Nous croisons quelques beaux bateaux, et admirons le long des berges
des demeures hollandaises magnifiques, dont les petits jardins impeccablement
entretenus font l’admiration de tout le bateau. Voilà la
différence pour ceux qui voyagent en péniche : on voit
« l’autre côté » des maisons. Celui que
les occupants gardent pour eux. Leur jardin secret, en quelque sorte…
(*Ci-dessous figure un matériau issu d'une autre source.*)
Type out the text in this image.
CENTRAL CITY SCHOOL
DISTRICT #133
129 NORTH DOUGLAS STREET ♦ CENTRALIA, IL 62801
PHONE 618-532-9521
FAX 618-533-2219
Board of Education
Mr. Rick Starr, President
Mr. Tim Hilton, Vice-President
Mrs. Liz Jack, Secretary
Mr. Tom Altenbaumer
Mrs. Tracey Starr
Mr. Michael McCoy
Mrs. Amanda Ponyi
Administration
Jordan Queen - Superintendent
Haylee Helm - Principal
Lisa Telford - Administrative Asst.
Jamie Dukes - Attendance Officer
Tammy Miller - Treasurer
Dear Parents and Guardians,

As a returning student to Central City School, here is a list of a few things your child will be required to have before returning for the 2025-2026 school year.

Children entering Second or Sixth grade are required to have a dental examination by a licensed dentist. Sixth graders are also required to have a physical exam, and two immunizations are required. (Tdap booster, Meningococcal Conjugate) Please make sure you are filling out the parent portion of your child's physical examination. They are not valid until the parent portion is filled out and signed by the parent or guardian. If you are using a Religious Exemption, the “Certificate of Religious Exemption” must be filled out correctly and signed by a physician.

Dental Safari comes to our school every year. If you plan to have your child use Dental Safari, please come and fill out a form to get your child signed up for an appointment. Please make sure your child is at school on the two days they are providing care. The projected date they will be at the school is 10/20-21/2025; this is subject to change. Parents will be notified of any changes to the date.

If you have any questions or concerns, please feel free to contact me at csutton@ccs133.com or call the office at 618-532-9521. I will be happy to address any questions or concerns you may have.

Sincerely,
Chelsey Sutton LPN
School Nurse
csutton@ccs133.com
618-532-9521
La vision n’est pas la même vue de la rue ou du chemin.Et
la lenteur du voyage donne le temps d’apprécier, de se
remplir l’œil de toutes ces merveilles. Un peu comme lorsque
l’on marche, et que l’on découvre les jardins, les
chats aux fenêtres, les arrangements floraux, et l’intimité
des hommes. C’est ainsi que se forge l’idée d’une
communauté humaine sans limite, avec ses sourires, ses bonjours,
ses signes de la main. Tous frères et sœurs dans nos jardins,
à surveiller nos fleurs, nos fruitiers, à guetter les
papillons et se régaler du chant des oiseaux.
Le cours du voyage se déroule lentement sur tapis d’eau
calme, et visions fugaces de reflets de roseaux. Les poules d’eau
s’affairent, c’est la saison des amours.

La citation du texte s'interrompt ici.